Kazuo Ishiguro - Was vom Tage übrig blieb / The Remains of the Day

  • Auch ich war von dem Roman restlos begeistert. Vieles wurde ja bereits gesagt, und ich möchte nur nochmals hervorheben, was mir so gut gefiel:


    Wie toll es der Autor geschafft hat, den Butler darzustellen, wurde ja mehrmals erwähnt. Die stilbewusste Sprache, die etwas umständlichen Sätze - das habe ich sehr gerne gelesen. Zudem finde ich die Darstellung des Menschen, der sein ganzes Leben in den Dienst einer Aufgabe stellt, durchaus nachvollziehbar. Sarange schrieb von Ausbeutung in manchen Arbeitsverhältnissen. Mag sicherlich stimmen, auch wenn die Freiwilligkeit / Motivation hier dann etwas anders läge.

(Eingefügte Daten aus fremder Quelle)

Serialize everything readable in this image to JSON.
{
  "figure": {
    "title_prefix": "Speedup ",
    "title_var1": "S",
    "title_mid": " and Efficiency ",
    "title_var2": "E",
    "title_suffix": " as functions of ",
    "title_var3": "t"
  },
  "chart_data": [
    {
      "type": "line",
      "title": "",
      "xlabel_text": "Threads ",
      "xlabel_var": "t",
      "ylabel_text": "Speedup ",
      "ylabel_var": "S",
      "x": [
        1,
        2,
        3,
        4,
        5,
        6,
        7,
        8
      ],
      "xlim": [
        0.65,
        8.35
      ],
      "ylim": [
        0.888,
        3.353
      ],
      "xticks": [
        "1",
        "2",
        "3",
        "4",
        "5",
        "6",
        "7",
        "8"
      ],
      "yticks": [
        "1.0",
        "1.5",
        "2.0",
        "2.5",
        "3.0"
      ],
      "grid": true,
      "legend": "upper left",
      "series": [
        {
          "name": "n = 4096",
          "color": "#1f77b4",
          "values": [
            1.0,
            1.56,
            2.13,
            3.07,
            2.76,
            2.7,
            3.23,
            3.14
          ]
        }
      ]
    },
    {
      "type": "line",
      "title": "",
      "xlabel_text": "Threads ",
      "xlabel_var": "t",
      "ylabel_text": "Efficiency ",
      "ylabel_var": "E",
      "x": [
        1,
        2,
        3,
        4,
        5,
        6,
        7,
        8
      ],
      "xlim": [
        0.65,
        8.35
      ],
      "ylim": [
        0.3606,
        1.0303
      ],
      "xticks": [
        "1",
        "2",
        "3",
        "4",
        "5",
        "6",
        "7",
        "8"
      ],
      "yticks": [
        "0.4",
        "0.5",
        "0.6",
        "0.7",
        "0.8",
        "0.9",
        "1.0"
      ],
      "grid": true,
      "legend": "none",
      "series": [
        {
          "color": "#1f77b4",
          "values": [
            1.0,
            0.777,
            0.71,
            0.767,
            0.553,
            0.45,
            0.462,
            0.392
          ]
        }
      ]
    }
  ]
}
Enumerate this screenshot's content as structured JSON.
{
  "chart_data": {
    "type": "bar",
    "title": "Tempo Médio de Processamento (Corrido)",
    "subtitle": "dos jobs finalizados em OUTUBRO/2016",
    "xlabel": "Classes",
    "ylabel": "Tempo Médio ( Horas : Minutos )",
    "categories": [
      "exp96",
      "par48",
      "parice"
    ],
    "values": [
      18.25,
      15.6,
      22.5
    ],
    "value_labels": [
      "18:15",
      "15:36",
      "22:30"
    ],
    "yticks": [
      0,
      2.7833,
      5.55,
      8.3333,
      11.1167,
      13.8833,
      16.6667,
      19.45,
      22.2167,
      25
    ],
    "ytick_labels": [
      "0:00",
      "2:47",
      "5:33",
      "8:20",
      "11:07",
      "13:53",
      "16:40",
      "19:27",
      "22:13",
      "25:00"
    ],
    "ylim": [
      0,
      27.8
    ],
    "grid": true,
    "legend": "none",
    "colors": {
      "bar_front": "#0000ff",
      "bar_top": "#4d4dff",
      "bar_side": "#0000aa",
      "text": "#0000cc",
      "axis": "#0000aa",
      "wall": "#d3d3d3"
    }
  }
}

    Ich denke eher u.a. an Forscher, die aus innerem Antrieb ein Ziel verfolgen, bspw Heilmittel gegen Krebs. Ein Leben lang Überstunden, Rückschläge, Kindergeburtstage verpassen, um Forschungsgelder aufzutreiben, oder sowas ähnliches - und die dann doch ihr selbstgestecktes Ziel verfehlen. Von daher konnte ich recht gut einen aktuellen Bezug erkennen. Jeder Mensch hat doch ein Ziel, manche investieren mehr Zeit darauf als andere, ordnen sich vielleicht komplett dem Ziel unter, bis zur Selbstaufgabe, und erkennen dann irgendwann, dass sie dadurch vieles verpasst haben. Ein spannendes Thema!


    Eine andere Eigenheit des Romans fand ich klasse, und wurde bisher eher indirekt, unterschwellig erwähnt: nämlich die narrative Unzuverlässlichkeit des Erzählers. In den meisten Romanen kann man als Leser dem Erzähler alles glauben, was so geschildert wird. Aber hier erzählt Einer, und als Leser merkt man ganz allmählich, dass die Dinge vielleicht auch anders liefen. Stevens bleibt ja bis zum Schluss Lord Darlington treu und verliert kein schlechtes Wort über ihn. Auch an der distanzierten Beziehung zu Miss Kenton zweifelt man erst nach und nach, als Stevens Vermutungen über Gefühlsregungen anstellt, aber teilweise auch wieder verwirft. Und diese "subjektiven Schilderungen" sind ja nicht mal beabsichtigte Lügen, sondern zeigen nur Stevens Selbstbetrug. Und diese Abweichung zwischen Stevens Schilderungen und der "Realität" mit nur einem einzigen Erzähler abzubilden, das empfinde ich als ganz große Erzählkunst!


    Und auch den Schluss fand ich sehr passend. Da ist kein Zusammenbruch und Drama. Stevens bleibt äußerlich gefasst, er bewahrt Haltung und Würde und ist damit ein konsistenter, glaubwürdiger Charakter bis zum Ende.